CONSULTATION on fuel duty discounts for rural mainland – covering fragile parts of the Highlands – has been relaunched following complaints a number of remote areas had been missed out.
Highland Lib Dem MP Danny Alexander, and Chief Secretary to the Treasury, has announced “supplementary” work would now be carried out to look at those excluded communities.
While the move to further expand the scheme of a 5p-a-litre petrol and diesel discount has been broadly welcomed, it means the application to the European Commission for it to be implemented will not now be made until next year, causing a delay in the rebate being introduced.
SNP councillor Graham Phillips, chair of Highland Council’s transport committee, who previously argued that parts of his Sutherland constituency had been excluded in the original application, said: “The scheme was completely mucked up from the start. It was shambolic to base it on postcodes, as some areas are much larger than others, rather than on a case-to-case basis.
“But this extension is a triumph for common sense after some frank exchanges behind closed doors.”
He added: “I think it is fair to say they [the Treasury] did mess it up, but I’m in a forgiving mood and provided we get the right outcome, I don’t think it matters.
“Our trading standards department has an excellent relationship with all of the filling stations and I will make sure we contact all of them individually to see if they need advice.
“We need to make sure every station that should be eligible for this rebate is included in the application, so the fragile communities they serve see the benefit.
“The problem with the original consultation was that it was carried out at the busiest time of year for these businesses.
“Many of these petrol stations are one-man operations where the owner also operates other businesses. So the timing, as well as the procedure, was not helpful.
“Hopefully we are now on the right track to get this discount applied where it is most needed, and help those motorists in the most fragile parts of our communities.”
The extension was announced during Treasury questions in the Commons.
Answering a question about progress of the fuel rebate application to the European Commission from SDLP MP Margaret Ritchie, Mr Alexander said: “Further work is needed to ensure that we have all the information that is necessary to submit the application.
“That will be the subject of supplementary piece of work and we will submit the application early in the new year.”
Currently the discount scheme only applies to Scottish islands and the Isles of Scilly, and was introduced in March 2012.
Last month, 10 new areas were named on an application to Brussels to extend the rebate to mainland areas.
They included seven in the Highlands - Acharacle, Achnasheen, Appin, Carrbridge, Dalwhinnie, Gairloch and Strathpeffer.
However, embarrassingly, two of the locations – Achnasheen and Strathpeffer – no longer have an operating petrol station.
Also, it was pointed out that Carrbridge, which is included in the original consultation, was only 25 miles away from Inverness, where there are five supermarkets selling fuel cheaper than many other remote areas not included in the new application.
Since last month’s announcement, two further areas, Durness and Lochinver in Sutherland, were added following an intervention by north Lid-Dem MP John Thurso.

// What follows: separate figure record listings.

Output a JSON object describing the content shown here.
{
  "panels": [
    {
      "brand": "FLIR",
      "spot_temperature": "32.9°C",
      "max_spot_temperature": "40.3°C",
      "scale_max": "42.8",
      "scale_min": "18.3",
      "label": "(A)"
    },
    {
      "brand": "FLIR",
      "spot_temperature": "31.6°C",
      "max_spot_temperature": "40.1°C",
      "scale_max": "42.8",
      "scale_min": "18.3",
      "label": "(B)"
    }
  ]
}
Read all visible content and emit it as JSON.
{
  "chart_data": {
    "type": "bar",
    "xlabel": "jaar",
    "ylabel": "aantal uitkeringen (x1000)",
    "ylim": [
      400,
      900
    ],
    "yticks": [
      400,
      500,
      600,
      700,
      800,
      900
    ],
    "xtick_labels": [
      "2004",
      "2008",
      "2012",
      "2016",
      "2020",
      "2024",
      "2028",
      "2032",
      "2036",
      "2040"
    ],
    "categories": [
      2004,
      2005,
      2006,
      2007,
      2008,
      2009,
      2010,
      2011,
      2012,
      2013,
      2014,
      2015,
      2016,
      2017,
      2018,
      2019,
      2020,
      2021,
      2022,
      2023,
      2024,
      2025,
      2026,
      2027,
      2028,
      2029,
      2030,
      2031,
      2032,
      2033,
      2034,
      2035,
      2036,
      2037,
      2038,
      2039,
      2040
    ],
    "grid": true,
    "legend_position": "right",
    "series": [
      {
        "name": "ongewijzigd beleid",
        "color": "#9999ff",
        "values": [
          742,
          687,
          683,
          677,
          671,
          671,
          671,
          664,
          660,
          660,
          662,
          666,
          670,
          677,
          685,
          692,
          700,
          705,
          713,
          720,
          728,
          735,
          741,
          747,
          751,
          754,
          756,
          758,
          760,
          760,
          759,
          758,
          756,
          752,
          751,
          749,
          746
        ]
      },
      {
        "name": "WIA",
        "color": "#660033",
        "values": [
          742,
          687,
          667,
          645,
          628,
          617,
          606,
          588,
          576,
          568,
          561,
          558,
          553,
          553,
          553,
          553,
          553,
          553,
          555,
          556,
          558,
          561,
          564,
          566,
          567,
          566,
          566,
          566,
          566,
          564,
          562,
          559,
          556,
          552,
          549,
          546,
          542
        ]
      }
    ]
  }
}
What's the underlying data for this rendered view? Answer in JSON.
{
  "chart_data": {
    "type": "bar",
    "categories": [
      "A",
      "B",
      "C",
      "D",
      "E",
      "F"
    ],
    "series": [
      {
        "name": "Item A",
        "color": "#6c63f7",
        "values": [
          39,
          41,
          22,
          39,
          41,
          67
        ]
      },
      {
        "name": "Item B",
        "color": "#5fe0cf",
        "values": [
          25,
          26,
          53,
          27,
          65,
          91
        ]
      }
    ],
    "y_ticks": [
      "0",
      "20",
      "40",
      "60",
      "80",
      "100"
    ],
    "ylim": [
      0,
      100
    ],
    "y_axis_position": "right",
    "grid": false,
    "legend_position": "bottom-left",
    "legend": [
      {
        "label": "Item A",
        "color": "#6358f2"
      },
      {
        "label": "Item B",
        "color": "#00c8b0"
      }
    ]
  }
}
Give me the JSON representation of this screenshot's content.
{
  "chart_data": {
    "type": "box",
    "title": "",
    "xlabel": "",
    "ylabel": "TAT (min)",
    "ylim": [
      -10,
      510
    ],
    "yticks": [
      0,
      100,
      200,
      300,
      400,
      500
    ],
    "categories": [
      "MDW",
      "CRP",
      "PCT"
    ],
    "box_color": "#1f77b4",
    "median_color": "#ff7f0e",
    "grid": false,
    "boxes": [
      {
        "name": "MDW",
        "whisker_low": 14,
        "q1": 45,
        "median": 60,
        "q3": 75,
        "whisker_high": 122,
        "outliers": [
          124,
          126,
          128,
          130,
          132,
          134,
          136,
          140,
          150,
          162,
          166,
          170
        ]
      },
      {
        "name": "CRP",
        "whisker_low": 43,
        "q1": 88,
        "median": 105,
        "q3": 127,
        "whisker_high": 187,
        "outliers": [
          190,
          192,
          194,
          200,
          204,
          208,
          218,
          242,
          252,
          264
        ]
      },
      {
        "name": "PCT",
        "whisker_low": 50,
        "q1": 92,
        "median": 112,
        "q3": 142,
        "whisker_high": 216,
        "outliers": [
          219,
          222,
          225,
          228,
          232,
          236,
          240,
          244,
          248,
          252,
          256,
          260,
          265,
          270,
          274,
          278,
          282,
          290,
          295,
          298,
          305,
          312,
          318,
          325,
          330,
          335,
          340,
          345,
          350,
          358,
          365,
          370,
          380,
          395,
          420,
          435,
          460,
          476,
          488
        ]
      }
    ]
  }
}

There are a further three in England - Kirkby-in-Furness in Cumbria, Hawes in North Yorkshire and Lynton in Devon.
But there was complaints about areas being missed out following an apparent mix-up at the Treasury over the size of postcode areas.
These mainly came from communities in Sutherland, Lochaber and Ross-shire, although many complaints also came from areas in Wales.
The extended consultation will now consider applications from all of these areas.